Renaud MENERAT : "il faudra conjuguer intelligence artificielle et internet des objets"


PDG de UserADgents et de Joshfire, Renaud Menerat revient sur les projets menés par ses agences dans le domaine des objets connectés, et sur la nécessité de s'appuyer sur l'internet des objets pour s'engager dans l'automatisation des services grâce à l'intelligence artificielle...

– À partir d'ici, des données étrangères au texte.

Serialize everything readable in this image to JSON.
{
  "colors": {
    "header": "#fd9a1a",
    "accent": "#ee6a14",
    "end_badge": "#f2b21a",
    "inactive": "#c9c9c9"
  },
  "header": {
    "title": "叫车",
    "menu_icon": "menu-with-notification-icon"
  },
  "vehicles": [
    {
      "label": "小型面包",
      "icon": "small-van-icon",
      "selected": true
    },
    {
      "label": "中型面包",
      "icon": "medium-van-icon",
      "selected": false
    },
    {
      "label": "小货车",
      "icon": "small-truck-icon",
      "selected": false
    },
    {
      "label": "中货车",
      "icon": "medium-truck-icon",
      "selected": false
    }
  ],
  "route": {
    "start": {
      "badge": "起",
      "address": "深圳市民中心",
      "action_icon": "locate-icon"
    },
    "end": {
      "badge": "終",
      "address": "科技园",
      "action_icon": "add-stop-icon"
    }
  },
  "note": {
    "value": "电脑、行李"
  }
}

Quelles sont les principales difficultés auxquelles sont confrontés les créateurs d'objets connectés ?
 
RM - Nous travaillons sur la conception de divers objets connectés comme un majordome, que l'on peut placer sur son portail, ou différents dispositifs dans la e-santé.
 
La première problématique à laquelle sont confrontés les concepteurs d'objets connectés est tout simplement celle de les faire fonctionner correctement. Dans le domaine de la santé connectée par exemple, certains capteurs peuvent fournir de fausses données, ou ne pas fonctionner dans certains environnements. Il ne faut donc pas sauter les étapes et bien réussir son prototypage en conditions réelles avant d'envisager une mise sur le marché. Dans la santé, les procédures cliniques sont très longues et peuvent durer plus de 6 mois.
 
Et une fois que son objet fonctionne et qu'on parvient à le connecter à son smartphone, la seconde étape est de réussir son interconnexion avec d'autres objets connectés. Il existe aujourd'hui une grande variété de technologies qui ne sont pas toujours compatibles entre elles, mais les créateurs d'objets connectés ont désormais la possibilité d'utiliser des SDK universels comme WeCross pour s'interfacer avec les différents écosystèmes en cours de constitution (Google Nest, Apple Homekit, etc…)
 
Peut on vendre un objet connecté comme on vend un objet traditionnel ?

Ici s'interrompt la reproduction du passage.